Tarzan is certainly a feast for the eyes, but there's one disconnect that bothered me at the start. For all the amazing attention to detail in the background and props of the movie, the characters look somewhat out of place. Disney folks can still draw the cutest animals you've ever seen, but when they drop them in hyper-realistically rendered environments, they look shoddy. I don't mean to knock cell animation, which I love, but this movie would've worked more seamlessly if the production team had decided on one look or the other and stuck with it.

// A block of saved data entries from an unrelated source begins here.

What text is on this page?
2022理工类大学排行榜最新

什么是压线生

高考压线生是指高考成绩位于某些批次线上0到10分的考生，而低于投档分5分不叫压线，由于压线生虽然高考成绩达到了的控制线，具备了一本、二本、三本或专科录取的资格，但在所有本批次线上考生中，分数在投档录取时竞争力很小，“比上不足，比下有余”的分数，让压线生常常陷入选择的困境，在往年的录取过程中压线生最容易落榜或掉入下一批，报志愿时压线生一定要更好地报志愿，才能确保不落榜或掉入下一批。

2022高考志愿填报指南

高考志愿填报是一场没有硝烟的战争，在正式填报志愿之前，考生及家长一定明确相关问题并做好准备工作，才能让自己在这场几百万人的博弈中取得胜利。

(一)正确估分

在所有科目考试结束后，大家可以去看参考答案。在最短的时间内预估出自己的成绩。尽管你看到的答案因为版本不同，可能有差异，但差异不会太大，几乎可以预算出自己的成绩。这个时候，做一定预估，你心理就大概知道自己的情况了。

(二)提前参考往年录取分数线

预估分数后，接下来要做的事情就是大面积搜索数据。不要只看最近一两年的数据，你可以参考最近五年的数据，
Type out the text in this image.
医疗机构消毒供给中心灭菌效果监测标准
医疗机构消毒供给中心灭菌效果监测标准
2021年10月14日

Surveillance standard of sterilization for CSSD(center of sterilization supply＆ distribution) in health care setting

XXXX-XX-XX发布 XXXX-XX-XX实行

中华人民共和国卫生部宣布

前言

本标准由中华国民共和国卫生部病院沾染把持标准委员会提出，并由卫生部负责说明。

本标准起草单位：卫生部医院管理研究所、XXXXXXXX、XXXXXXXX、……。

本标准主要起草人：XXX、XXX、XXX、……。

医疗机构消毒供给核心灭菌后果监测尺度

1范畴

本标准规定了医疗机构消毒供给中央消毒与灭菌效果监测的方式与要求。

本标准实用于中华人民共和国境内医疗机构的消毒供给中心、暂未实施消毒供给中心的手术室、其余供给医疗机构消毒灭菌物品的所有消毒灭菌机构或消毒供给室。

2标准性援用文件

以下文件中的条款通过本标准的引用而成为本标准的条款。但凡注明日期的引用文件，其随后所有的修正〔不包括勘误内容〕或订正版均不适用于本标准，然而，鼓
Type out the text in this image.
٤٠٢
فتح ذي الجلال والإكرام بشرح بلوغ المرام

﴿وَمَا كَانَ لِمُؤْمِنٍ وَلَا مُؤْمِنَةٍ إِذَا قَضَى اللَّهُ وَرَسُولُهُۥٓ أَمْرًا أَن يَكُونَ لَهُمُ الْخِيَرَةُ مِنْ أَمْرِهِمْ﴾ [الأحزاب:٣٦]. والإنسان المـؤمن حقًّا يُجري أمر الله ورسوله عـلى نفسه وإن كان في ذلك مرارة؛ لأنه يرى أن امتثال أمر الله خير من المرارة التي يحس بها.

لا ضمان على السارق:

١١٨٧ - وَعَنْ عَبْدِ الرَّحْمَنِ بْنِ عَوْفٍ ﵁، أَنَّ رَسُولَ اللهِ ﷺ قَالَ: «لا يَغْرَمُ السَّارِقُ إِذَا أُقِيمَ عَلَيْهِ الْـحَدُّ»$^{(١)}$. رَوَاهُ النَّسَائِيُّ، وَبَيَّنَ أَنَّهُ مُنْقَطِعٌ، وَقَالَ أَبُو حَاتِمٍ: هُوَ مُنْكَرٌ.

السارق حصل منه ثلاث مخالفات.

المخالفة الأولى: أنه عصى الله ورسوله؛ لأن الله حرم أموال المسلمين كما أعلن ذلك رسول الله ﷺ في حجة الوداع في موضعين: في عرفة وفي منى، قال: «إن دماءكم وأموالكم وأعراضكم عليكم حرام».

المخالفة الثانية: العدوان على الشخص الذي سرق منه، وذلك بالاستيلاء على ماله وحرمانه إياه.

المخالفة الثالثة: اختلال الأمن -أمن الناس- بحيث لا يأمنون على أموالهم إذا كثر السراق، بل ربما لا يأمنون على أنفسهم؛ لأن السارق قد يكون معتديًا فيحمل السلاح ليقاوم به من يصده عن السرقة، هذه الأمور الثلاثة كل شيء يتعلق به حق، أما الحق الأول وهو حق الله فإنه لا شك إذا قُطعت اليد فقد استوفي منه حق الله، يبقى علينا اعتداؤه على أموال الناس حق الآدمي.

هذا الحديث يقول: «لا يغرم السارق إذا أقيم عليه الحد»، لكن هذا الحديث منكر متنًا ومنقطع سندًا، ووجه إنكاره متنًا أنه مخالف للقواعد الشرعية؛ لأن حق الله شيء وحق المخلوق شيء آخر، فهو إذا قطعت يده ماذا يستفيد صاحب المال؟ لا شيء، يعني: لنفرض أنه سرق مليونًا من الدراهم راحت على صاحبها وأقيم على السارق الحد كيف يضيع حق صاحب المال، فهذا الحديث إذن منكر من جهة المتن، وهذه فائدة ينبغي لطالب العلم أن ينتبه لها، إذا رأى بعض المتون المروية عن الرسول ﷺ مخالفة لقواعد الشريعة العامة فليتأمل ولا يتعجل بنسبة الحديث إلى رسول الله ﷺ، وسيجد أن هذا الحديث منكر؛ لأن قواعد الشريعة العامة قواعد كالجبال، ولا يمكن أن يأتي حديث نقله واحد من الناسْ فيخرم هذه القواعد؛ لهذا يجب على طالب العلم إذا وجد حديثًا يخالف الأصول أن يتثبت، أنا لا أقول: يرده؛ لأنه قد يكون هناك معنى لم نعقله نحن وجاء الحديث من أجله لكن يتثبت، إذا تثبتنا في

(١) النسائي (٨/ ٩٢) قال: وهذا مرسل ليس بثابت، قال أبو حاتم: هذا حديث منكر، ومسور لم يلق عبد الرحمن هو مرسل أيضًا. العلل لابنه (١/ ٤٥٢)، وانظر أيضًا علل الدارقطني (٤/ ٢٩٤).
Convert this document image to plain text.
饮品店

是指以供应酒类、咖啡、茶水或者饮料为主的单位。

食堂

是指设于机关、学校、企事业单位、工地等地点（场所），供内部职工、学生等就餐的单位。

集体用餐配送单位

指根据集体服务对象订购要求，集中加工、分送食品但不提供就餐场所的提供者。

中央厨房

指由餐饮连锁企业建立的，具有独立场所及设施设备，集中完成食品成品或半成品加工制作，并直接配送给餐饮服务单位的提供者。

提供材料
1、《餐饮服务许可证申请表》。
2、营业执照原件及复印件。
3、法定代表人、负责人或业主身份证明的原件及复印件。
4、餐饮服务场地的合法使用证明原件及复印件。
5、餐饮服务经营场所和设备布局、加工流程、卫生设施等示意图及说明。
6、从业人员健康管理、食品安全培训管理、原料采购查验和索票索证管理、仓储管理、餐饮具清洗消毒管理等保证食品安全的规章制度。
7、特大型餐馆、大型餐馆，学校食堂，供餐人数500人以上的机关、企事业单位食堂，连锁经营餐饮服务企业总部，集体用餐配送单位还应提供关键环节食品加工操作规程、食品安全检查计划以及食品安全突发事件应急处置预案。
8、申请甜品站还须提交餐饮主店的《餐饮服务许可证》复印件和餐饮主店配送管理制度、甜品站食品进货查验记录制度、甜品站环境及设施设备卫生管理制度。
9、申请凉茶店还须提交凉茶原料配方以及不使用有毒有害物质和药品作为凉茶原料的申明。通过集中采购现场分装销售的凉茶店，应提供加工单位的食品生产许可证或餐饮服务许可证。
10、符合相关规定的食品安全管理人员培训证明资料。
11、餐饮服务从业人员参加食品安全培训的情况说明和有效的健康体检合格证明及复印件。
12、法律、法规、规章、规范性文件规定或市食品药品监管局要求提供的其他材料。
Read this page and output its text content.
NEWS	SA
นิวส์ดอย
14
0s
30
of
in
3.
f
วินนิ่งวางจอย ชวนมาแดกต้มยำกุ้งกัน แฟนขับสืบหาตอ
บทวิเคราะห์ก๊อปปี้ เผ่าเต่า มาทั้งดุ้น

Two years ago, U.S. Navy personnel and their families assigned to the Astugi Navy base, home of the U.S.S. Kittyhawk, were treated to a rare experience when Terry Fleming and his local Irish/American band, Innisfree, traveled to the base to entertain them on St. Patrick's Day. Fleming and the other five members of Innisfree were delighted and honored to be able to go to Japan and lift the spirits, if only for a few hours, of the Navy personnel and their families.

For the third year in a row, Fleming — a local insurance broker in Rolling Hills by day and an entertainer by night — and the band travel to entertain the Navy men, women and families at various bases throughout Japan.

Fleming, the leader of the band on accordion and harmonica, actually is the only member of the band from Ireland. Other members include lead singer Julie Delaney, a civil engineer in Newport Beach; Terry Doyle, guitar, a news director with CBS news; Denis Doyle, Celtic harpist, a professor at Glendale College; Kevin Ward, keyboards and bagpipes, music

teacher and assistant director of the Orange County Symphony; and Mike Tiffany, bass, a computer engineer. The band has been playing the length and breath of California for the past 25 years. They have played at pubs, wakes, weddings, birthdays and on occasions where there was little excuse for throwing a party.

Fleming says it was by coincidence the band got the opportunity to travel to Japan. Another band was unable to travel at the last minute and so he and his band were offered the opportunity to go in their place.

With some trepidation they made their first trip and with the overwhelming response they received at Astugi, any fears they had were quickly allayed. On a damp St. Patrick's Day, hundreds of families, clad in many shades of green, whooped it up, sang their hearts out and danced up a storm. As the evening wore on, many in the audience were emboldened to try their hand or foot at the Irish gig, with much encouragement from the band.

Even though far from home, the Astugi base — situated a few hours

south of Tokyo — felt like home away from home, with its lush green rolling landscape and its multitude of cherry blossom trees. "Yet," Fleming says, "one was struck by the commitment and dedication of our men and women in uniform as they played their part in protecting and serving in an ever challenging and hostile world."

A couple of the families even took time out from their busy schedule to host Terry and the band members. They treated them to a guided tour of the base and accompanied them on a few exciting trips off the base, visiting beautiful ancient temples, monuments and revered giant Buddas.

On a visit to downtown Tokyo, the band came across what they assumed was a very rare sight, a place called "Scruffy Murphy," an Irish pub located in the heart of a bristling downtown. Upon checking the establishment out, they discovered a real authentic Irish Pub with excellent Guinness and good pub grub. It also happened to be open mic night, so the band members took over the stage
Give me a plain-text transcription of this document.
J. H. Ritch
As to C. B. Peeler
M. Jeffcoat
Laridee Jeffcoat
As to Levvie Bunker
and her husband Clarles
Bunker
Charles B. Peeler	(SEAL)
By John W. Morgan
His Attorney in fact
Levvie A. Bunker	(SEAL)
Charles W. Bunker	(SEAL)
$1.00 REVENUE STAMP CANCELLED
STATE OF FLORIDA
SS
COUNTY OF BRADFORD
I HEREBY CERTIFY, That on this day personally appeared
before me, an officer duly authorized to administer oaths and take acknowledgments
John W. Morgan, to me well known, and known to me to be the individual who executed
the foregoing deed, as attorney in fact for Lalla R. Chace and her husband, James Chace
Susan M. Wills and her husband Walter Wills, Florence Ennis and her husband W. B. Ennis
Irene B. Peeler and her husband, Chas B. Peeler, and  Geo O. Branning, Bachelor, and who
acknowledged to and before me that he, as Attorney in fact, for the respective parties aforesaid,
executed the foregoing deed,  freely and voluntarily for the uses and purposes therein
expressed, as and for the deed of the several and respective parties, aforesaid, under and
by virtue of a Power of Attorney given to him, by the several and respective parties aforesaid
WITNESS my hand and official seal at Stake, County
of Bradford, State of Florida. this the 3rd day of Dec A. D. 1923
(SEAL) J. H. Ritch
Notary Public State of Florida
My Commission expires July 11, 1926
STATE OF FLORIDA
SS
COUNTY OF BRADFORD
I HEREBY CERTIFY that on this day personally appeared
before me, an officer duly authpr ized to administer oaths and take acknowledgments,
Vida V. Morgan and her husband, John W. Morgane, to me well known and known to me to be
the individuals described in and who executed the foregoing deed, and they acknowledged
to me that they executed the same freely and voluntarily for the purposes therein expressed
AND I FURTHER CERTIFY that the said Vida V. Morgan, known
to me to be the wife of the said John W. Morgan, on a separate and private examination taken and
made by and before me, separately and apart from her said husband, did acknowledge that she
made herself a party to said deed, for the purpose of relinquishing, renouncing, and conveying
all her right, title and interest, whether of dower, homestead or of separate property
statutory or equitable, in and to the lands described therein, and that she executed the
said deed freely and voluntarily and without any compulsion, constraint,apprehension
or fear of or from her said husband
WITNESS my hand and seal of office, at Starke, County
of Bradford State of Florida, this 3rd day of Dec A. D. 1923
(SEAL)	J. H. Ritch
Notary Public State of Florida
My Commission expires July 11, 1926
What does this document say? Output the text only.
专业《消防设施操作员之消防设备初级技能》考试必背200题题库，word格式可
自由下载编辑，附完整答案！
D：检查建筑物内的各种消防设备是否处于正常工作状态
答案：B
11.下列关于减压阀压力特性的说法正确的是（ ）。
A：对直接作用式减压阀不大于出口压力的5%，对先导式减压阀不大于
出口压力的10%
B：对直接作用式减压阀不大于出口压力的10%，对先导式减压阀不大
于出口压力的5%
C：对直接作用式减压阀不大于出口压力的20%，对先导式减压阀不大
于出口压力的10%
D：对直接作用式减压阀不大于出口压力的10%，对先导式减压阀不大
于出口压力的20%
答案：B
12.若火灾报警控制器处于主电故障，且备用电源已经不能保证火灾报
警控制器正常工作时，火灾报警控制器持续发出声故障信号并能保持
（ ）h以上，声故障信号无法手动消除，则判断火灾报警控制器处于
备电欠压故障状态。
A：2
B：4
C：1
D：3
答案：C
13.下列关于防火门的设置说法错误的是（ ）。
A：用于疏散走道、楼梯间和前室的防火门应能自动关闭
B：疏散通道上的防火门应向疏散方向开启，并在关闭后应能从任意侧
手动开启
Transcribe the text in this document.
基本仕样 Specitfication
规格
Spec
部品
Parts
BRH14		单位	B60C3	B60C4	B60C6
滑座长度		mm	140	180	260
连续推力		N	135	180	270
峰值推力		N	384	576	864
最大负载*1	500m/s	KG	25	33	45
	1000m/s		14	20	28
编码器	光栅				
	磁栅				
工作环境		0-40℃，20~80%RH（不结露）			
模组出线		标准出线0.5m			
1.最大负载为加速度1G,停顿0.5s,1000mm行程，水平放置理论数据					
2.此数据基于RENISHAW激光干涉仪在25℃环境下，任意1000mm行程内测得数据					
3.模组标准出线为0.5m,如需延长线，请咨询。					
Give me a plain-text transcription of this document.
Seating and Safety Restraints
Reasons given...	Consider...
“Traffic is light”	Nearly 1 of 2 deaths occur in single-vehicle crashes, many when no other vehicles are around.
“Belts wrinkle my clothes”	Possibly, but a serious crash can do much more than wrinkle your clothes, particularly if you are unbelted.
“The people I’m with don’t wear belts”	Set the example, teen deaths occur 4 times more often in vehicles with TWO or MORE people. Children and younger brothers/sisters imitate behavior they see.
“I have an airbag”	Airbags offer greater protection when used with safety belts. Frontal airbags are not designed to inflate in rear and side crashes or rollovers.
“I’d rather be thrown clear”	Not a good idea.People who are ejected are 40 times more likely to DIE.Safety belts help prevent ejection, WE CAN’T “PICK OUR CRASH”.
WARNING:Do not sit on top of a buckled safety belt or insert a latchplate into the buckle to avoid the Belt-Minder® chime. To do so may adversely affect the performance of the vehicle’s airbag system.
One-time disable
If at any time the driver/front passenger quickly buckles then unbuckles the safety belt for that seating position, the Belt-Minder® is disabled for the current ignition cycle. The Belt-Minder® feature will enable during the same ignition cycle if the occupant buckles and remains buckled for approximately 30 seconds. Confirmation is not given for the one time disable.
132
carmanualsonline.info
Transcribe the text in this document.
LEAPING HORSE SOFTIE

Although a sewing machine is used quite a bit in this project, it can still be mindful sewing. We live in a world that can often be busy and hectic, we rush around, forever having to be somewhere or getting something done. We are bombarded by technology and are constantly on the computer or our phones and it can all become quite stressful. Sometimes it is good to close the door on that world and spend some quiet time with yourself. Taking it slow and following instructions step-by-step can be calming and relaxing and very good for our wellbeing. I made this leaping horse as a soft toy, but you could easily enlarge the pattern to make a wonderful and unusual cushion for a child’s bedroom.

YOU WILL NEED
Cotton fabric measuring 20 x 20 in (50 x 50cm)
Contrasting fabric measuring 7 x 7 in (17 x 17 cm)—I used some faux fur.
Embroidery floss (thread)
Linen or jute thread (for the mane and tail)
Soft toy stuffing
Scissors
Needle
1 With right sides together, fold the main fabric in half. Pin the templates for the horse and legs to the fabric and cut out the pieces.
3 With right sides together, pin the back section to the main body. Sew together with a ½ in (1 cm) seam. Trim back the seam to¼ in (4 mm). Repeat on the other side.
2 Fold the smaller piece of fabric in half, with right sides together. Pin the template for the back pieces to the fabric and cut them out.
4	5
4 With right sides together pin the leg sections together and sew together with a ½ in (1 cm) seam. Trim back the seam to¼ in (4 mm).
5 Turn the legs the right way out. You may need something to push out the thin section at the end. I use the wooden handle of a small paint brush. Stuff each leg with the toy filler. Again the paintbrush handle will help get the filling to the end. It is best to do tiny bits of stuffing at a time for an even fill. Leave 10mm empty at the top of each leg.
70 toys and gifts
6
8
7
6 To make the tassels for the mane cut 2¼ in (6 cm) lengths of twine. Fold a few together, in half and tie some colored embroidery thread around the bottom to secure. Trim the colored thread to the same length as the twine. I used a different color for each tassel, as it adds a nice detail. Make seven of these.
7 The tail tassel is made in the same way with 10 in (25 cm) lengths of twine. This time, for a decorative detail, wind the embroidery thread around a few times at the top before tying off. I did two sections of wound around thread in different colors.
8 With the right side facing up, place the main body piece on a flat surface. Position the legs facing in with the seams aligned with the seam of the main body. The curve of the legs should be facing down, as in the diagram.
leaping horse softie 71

Any reasonably seasoned movie-goer can guess in advance just about every line that Kerchak will say. There wasn't a single line from him that surprised me in the least. His dialogue could've been lifted from any number of other movies with reluctantly adoptive fathers. Odd as that character type should be, it's a little too popular sometimes. I should mention that I didn't really have any significant knowledge of Tarzan going in, so it was definitely predictable without preparation.
I was glad that the writers didn't choose to have Tarzan either "remember" English or pick it up instantly. They definitely didn't have a linguistic consultant on staff, though, because humans have trouble producing sounds that they don't hear early enough in life. The few snippets of untranslated ape-speak that we hear certainly don't comprise enough to explain Tarzan's facility with English pronunciation.
The animators took extreme liberty with momentum. Tarzan, who can't possibly weigh in at more than 200 pounds, often swings in on a vine and knocks much heavier creatures out of the way. Kerchak, the alpha-male gorilla, towers over the humans, yet Tarzan is able to tackle him as though they were of equal mass.